This is for me, I said.
Don't we all want to look like a fitness model? Is it achievable? Yes. BUT IT AIN'T EASY, SISTER. Have I ever looked like one?NO WAY. Duh. Does exercise bore a lot of people? Yep. It's not for everyone, especially running. Many hate it. It's a chore. It's hard. I can't get motivated. It's all there inside me too. BUT- This is what I can do and therefore I does.
But first...some inspiration...
|This is how I work out. I like to get my sex on. |
Really, people? So realistic.
I must keep myself accountable and if it is in the public eye, I can't go wrong, right? I have good intentions. There are expectations from having an audience. For example, you really don't want to fuck up.
While this fitness journey might be boring to most, I hope it keeps me on track. You might even choose to ignore me or roll your eyes at yet another ho-hum fitness blog.
But what if it doesn't? What if it is the greatest joy of your day and I made you smile? It might even entertain. Maybe you can relate. I'm a goober. Good grief, there is so much to see on the road...so much to feel...so many excruciating moments. Why keep them to myself?
How many of you know that during running races, there often are no potty chairs and runners sometimes pee their pants? It's warm going down and cold in the drying process with a big yuck feeling in the hoochie coochie. NOT to mention chafing!
Wait. Wait. I know. Have you experienced an extreme WTF moment where you are in thoughtful bliss... in your groove...only to encounter a skunk on your trail with no where to go? Have corn fields served as Porta Potties for you? Or do you run under the cloak of darkness because you are having a fat day and by golly-NO ONE, I mean NO ONE-can see you? What about those tantrums where you are screaming at God in the middle of the country road looking like a psychotic fool? Or the injuries? Oy. The injuries. It is not for the faint nor whiny weenies who say they can't or won't because running comes in all forms, shapes, and sizes. Even cripples run or walk so fast they keep up with my speed.

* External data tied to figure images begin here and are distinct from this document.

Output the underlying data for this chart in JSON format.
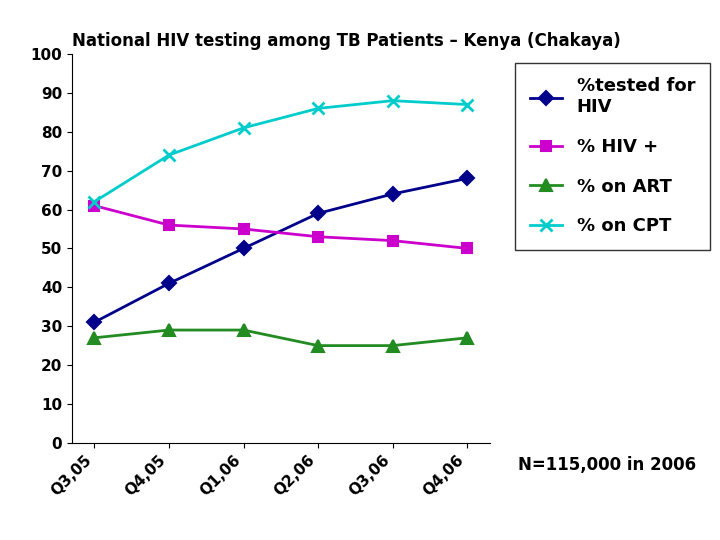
{
  "title": "National HIV testing among TB Patients – Kenya (Chakaya)",
  "categories": [
    "Q3,05",
    "Q4,05",
    "Q1,06",
    "Q2,06",
    "Q3,06",
    "Q4,06"
  ],
  "series": [
    {
      "label": "%tested for\nHIV",
      "values": [
        31,
        41,
        50,
        59,
        64,
        68
      ],
      "color": "#00008B",
      "marker": "D",
      "markersize": 7,
      "linewidth": 2.0
    },
    {
      "label": "% HIV +",
      "values": [
        61,
        56,
        55,
        53,
        52,
        50
      ],
      "color": "#CC00CC",
      "marker": "s",
      "markersize": 7,
      "linewidth": 2.0
    },
    {
      "label": "% on ART",
      "values": [
        27,
        29,
        29,
        25,
        25,
        27
      ],
      "color": "#228B22",
      "marker": "^",
      "markersize": 8,
      "linewidth": 2.0
    },
    {
      "label": "% on CPT",
      "values": [
        62,
        74,
        81,
        86,
        88,
        87
      ],
      "color": "#00CCCC",
      "marker": "x",
      "markersize": 9,
      "linewidth": 2.0,
      "markeredgewidth": 2.0
    }
  ],
  "ylim": [
    0,
    100
  ],
  "yticks": [
    0,
    10,
    20,
    30,
    40,
    50,
    60,
    70,
    80,
    90,
    100
  ],
  "annotation": "N=115,000 in 2006",
  "background_color": "#ffffff",
  "title_fontsize": 12,
  "tick_fontsize": 11,
  "legend_fontsize": 13,
  "annotation_fontsize": 12
}
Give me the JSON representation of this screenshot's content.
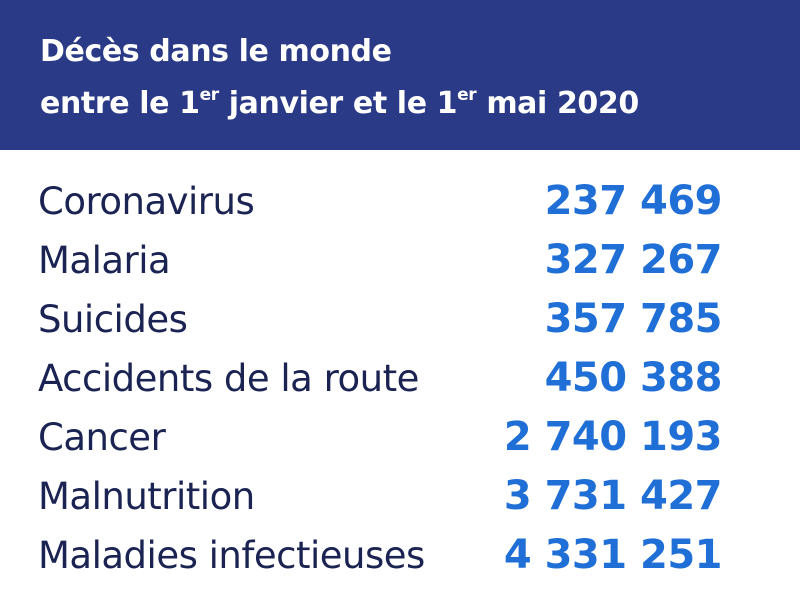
{
  "header": {
    "title_line1": "Décès dans le monde",
    "title_line2_part1": "entre le 1",
    "title_line2_sup1": "er",
    "title_line2_part2": " janvier et le 1",
    "title_line2_sup2": "er",
    "title_line2_part3": " mai 2020"
  },
  "colors": {
    "header_background": "#2a3a86",
    "header_text": "#ffffff",
    "label_text": "#1a2352",
    "value_text": "#1f6fd6"
  },
  "rows": [
    {
      "cause": "Coronavirus",
      "value": "237 469"
    },
    {
      "cause": "Malaria",
      "value": "327 267"
    },
    {
      "cause": "Suicides",
      "value": "357 785"
    },
    {
      "cause": "Accidents de la route",
      "value": "450 388"
    },
    {
      "cause": "Cancer",
      "value": "2 740 193"
    },
    {
      "cause": "Malnutrition",
      "value": "3 731 427"
    },
    {
      "cause": "Maladies infectieuses",
      "value": "4 331 251"
    }
  ]
}
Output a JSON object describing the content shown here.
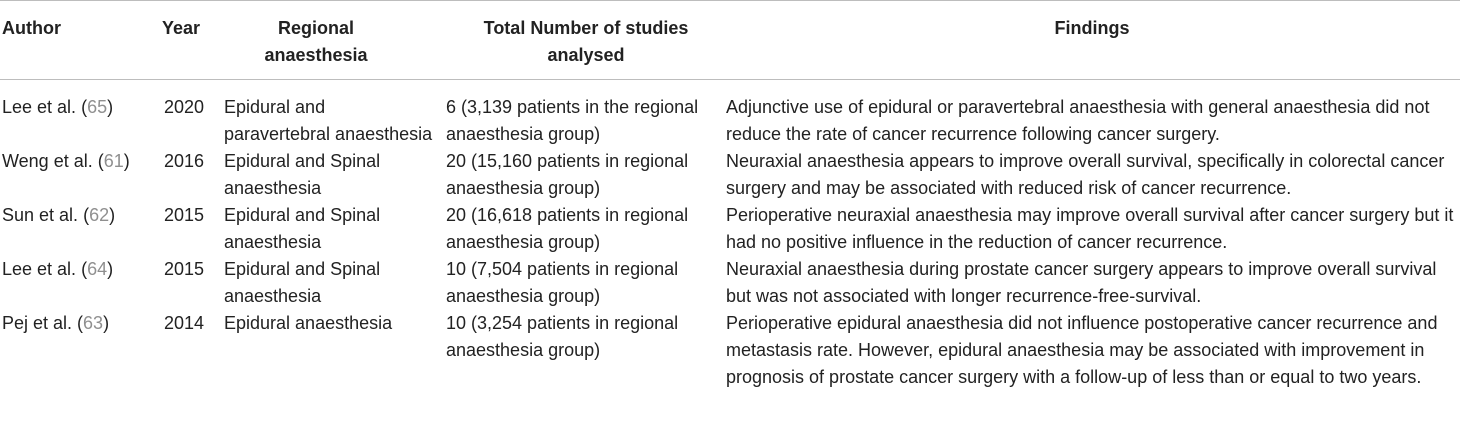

There are so many ultimate positives to getting your running jam on...
1) Did you know running increases your sex drive? Oh yeah. Endorphins increase. This is not a species of marine mammals. These are an analgesic group of brain secretors which have an opiate effect on your jizz whiz.
2) You can become a skinny bitch.
3) You can do it until you are a hunerd and one.
4) You can talk about it like CrossFit junkies and drive your friends who don't run crazy or just plain run them out of your life.
5) My doctor said I can reverse bad medicine. I'm sure she didn't mean that I was an addict of some sorts, but, well...you know. She's from India. There is a translation problem. Sorry, Doc. Love ya!
Running is where I find myself. NOT that I am lost, but it is where I think and work out problems, curse at my faults, mistakes, and try to find workable solutions. Really, if I hadn't been running, none of the world's problems would be solved. Oh, wait. The world is a mess. Well, you know what I mean. It's an individual and a team sport at the same time. The first race up is St. Patty's Day.
Wish me luck!
But first, I must have surgery. I'm so glad I have an iron crotch. I hope. Vaginas can take a pounding. I expect to be back to work the next day!
|This is what the inside of my uterus feels like right now.|
This place is open to the world. You can let it all hang out...except your vagina. It's not that kind of site.